Perché il peggio che ci possa capitare è di innamorarci della nostra
cecità.
La folla fa muro e lo sgrida, perché i poveri disturbano, sempre: ci
fanno un po' paura, sono là dove noi non vorremmo mai essere, sono il lato
doloroso della vita, ciò che temiamo di più.
Ma è proprio sulla povertà
dell'uomo ciò su cui si posa sempre il primo sguardo di Gesù, non sulla moralità
di una persona, ma sul suo dolore: «Coraggio,
alzati, ti chiama».
E subito, tutto sembra eccessivo, esagerato: il cieco
non parla, grida; non si toglie il mantello, 'lo gettò; non si alza in piedi,
'ma balza in piedi'. La fede è questo: un eccesso, un di più illogico e bello,
una dinamica nuova in tutto ciò che fai. La fede è qualcosa che moltiplica la
vita, secondo le parole di Gesù: «Sono
venuto perché abbiate la vita, quella piena». Credere fa bene, la fede
produce una vita buona, il rapporto con Cristo è l'avvio della guarigione di
tutta l'esistenza.
Il cieco comincia a guarire già nell'accoglienza e nella
compassione di Gesù. Ha bisogno, come tutti, che per prima cosa qualcuno lo
ascolti: ascolti le sue ferite, la sua speranza, la sua fame, il suono vero
delle sue parole, uno che gli voglia bene!
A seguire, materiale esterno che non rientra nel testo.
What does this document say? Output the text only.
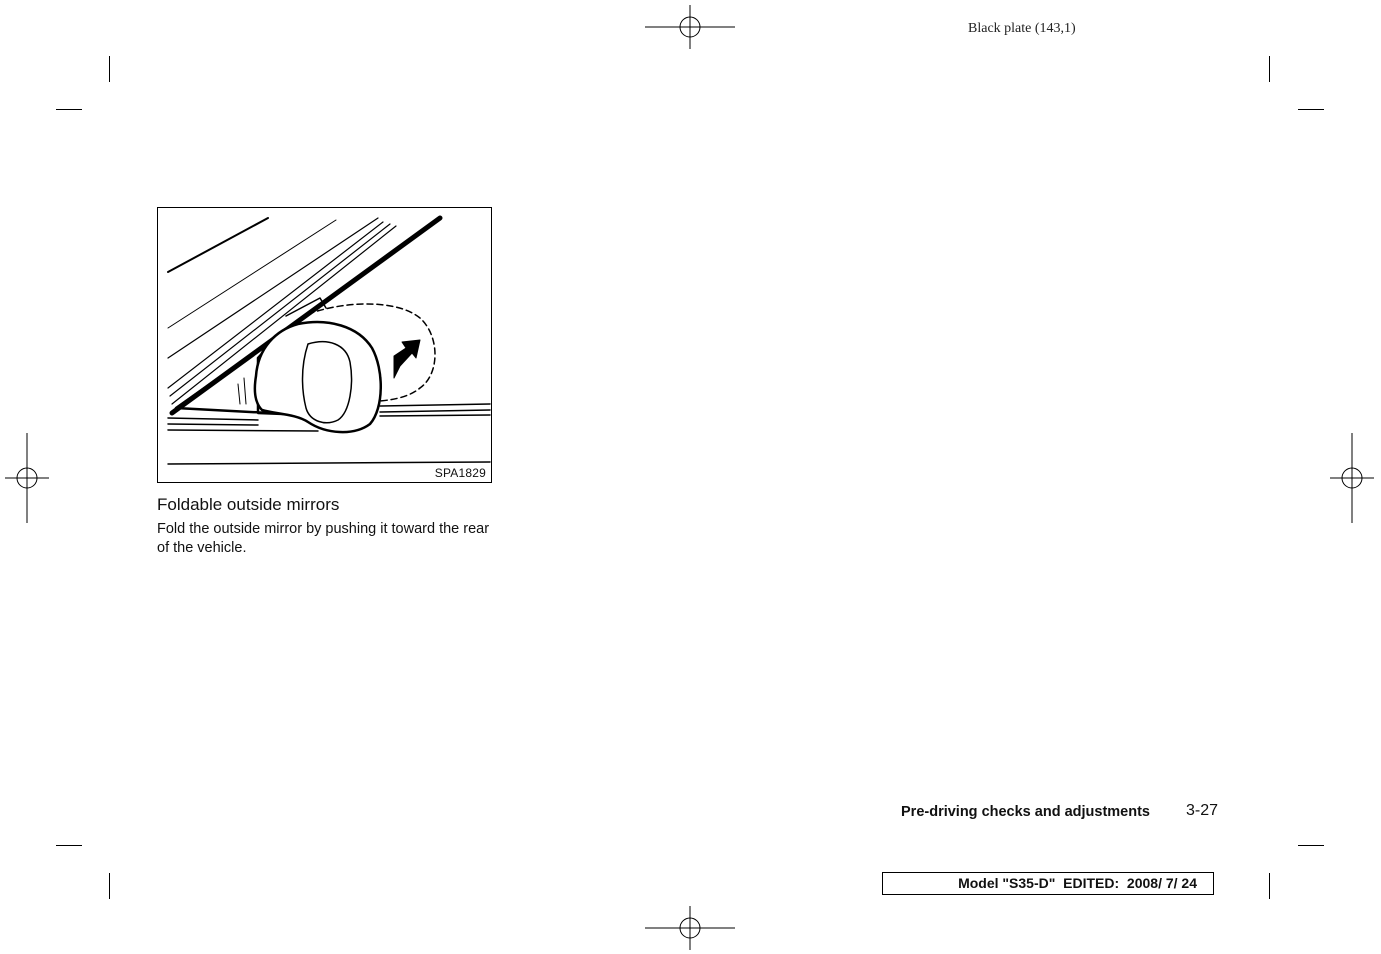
Black plate (143,1)
SPA1829
Foldable outside mirrors
Fold the outside mirror by pushing it toward the rear of the vehicle.
Pre-driving checks and adjustments 3-27
Model "S35-D"  EDITED:  2008/ 7/ 24
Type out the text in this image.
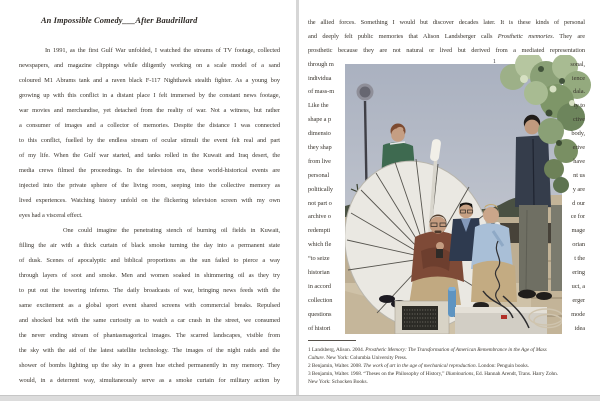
An Impossible Comedy___After Baudrillard
In 1991, as the first Gulf War unfolded, I watched the streams of TV footage, collected
newspapers, and magazine clippings while diligently working on a scale model of a sand
coloured M1 Abrams tank and a raven black F-117 Nighthawk stealth fighter. As a young boy
growing up with this conflict in a distant place I felt immersed by the constant news footage,
war movies and merchandise, yet detached from the reality of war. Not a witness, but rather
a consumer of images and a collector of memories. Despite the distance I was connected
to this conflict, fuelled by the endless stream of ocular stimuli the event felt real and part
of my life. When the Gulf war started, and tanks rolled in the Kuwait and Iraq desert, the
media crews filmed the proceedings. In the television era, these world-historical events are
injected into the private sphere of the living room, seeping into the collective memory as
lived experiences. Watching history unfold on the flickering television screen with my own
eyes had a visceral effect.
One could imagine the penetrating stench of burning oil fields in Kuwait,
filling the air with a thick curtain of black smoke turning the day into a permanent state
of dusk. Scenes of apocalyptic and biblical proportions as the sun failed to pierce a way
through layers of soot and smoke. Men and women soaked in shimmering oil as they try
to put out the towering inferno. The daily broadcasts of war, bringing news feeds with the
same excitement as a global sport event shared screens with commercial breaks. Repulsed
and shocked but with the same curiosity as to watch a car crash in the street, we consumed
the never ending stream of phantasmagorical images. The scarred landscapes, visible from
the sky with the aid of the latest satellite technology. The images of the night raids and the
shower of bombs lighting up the sky in a green hue etched permanently in my memory. They
would, in a deterrent way, simultaneously serve as a smoke curtain for military action by
the allied forces. Something I would but discover decades later. It is these kinds of personal
and deeply felt public memories that Alison Landsberger calls Prosthetic memories. They are
prosthetic because they are not natural or lived but derived from a mediated representation
through m	sonal,
individua	ience
of mass-m	dala.
Like the	ty to
shape a p	ctive
dimensio	body,
they shap	erive
from live	have
personal	nt us
politically	y are
not part o	d our
archive o	ce for
redempti	mage
which fle	orian
“to seize	t the
historian	ering
in accord	uct, a
collection	erger
questions	mode
of histori	idea
1 Landsberg, Alison. 2004. Prosthetic Memory: The Transformation of American Remembrance in the Age of Mass
Culture. New York: Columbia University Press.
2 Benjamin, Walter. 2008. The work of art in the age of mechanical reproduction. London: Penguin books.
3 Benjamin, Walter. 1968. “Theses on the Philosophy of History,” Illuminations, Ed. Hannah Arendt, Trans. Harry Zohn.
New York: Schocken Books.
1
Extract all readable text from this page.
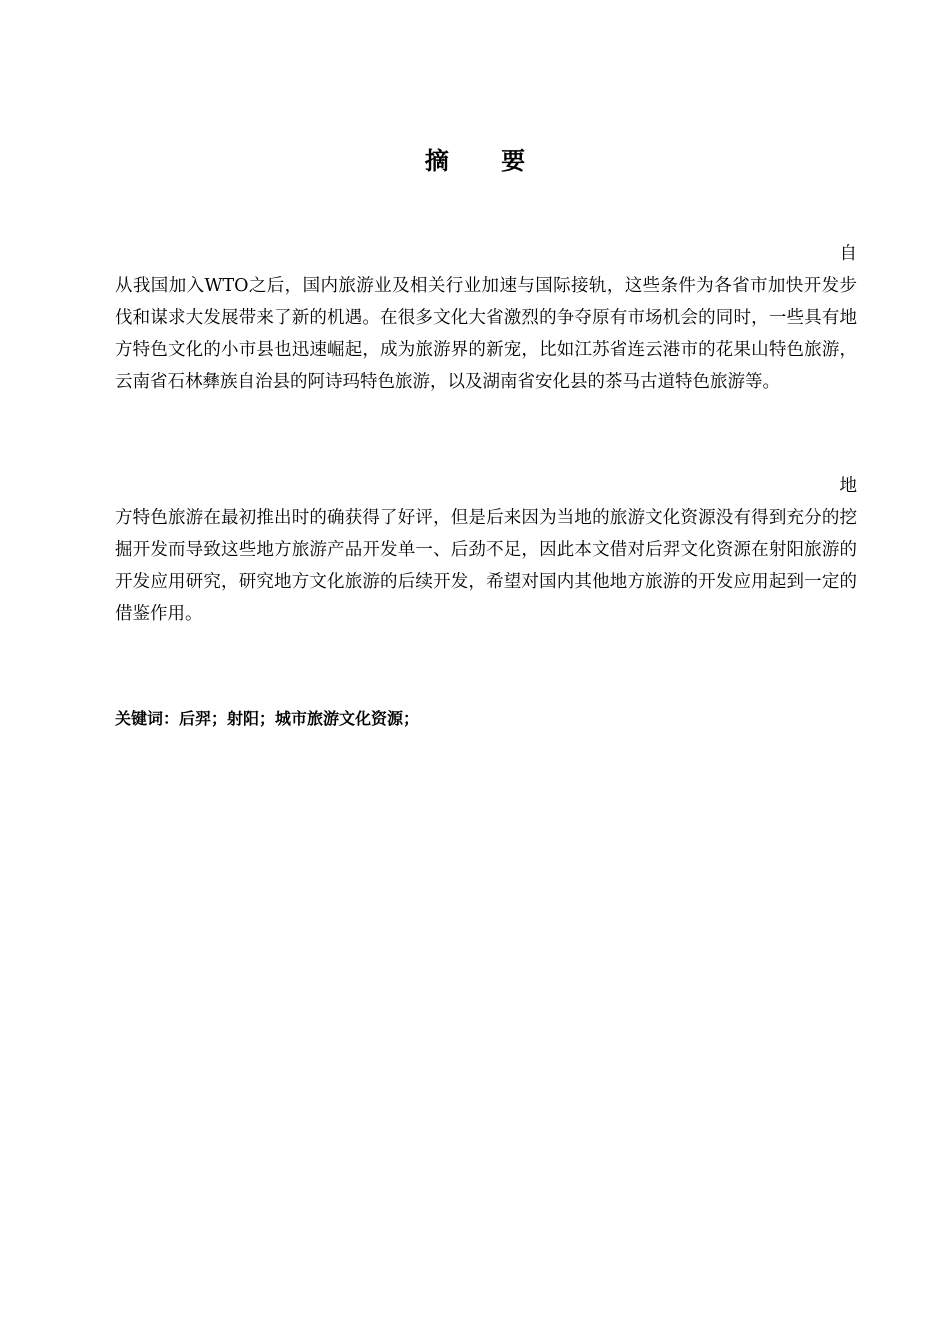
摘 要
自
从我国加入WTO之后，国内旅游业及相关行业加速与国际接轨，这些条件为各省市加快开发步伐和谋求大发展带来了新的机遇。在很多文化大省激烈的争夺原有市场机会的同时，一些具有地方特色文化的小市县也迅速崛起，成为旅游界的新宠，比如江苏省连云港市的花果山特色旅游，云南省石林彝族自治县的阿诗玛特色旅游，以及湖南省安化县的茶马古道特色旅游等。
地
方特色旅游在最初推出时的确获得了好评，但是后来因为当地的旅游文化资源没有得到充分的挖掘开发而导致这些地方旅游产品开发单一、后劲不足，因此本文借对后羿文化资源在射阳旅游的开发应用研究，研究地方文化旅游的后续开发，希望对国内其他地方旅游的开发应用起到一定的借鉴作用。
关键词：后羿；射阳；城市旅游文化资源；
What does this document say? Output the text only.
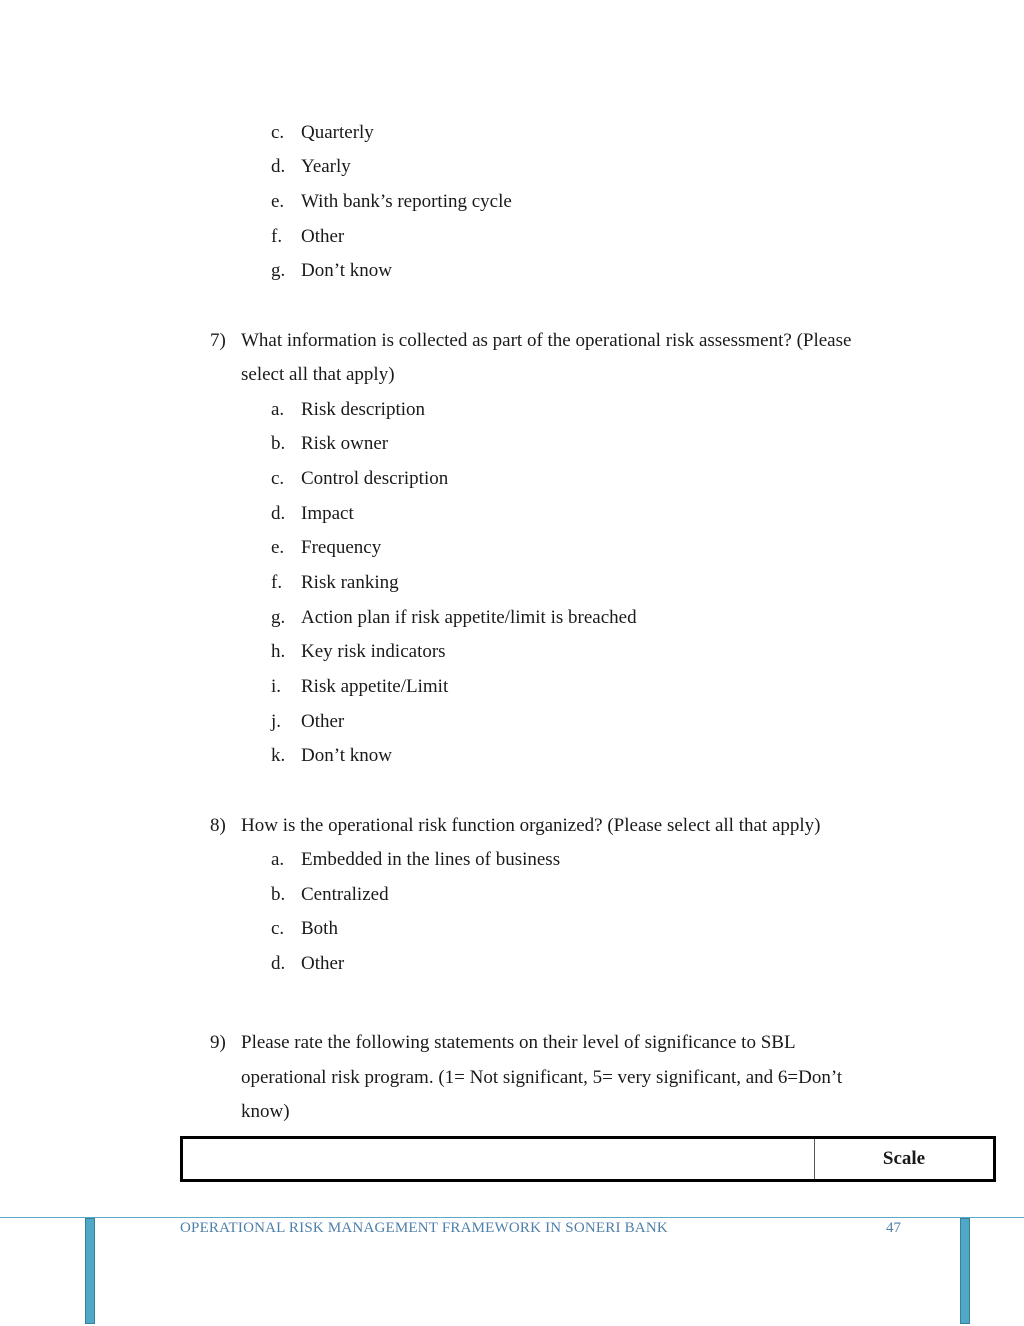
c. Quarterly
d. Yearly
e. With bank’s reporting cycle
f. Other
g. Don’t know
7) What information is collected as part of the operational risk assessment? (Please
select all that apply)
a. Risk description
b. Risk owner
c. Control description
d. Impact
e. Frequency
f. Risk ranking
g. Action plan if risk appetite/limit is breached
h. Key risk indicators
i. Risk appetite/Limit
j. Other
k. Don’t know
8) How is the operational risk function organized? (Please select all that apply)
a. Embedded in the lines of business
b. Centralized
c. Both
d. Other
9) Please rate the following statements on their level of significance to SBL
operational risk program. (1= Not significant, 5= very significant, and 6=Don’t
know)
Scale
OPERATIONAL RISK MANAGEMENT FRAMEWORK IN SONERI BANK	47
Guarisce nella voce che lo
accarezza. Guarisce come uomo, prima che come cieco, l'ultimo comincia a
riscoprirsi uno come gli altri perché chiamato con amore.
«Balza in piedi» e lascia ogni sostegno, per precipitarsi, senza
vedere, verso quella voce che lo chiama, orientandosi solo sulla parola di
Cristo, che ancora vibra nell'aria. Come lui, ogni cristiano si orienta nella
vita senza vedere, solo sull'eco della parola di Dio ascoltata con fiducia là
dove risuona: nel vangelo, nella coscienza, negli eventi della storia, nel
gemito e nel giubilo del creato.
Che bella questa espressione amorevole di
Gesù: «Cosa vuoi che io ti faccia?».
Se un giorno io sentissi, con un brivido, queste stesse parole rivolte a me,
che cosa chiederei al Signore? Una domanda che è come una sfida, una prova per
vedere che cosa portiamo nel cuore.
Gesù insegna instancabilmente qualcosa
che viene prima di ogni miracolo, insegna la compassione, che rimane l'unica
forza capace di far compiere miracoli ancora oggi, di riempire di speranza il
dolore del mondo. Noi saremo come Cristo non se faremo miracoli, ma se sapremo
far sorgere nel mondo il tempo della divina compassione.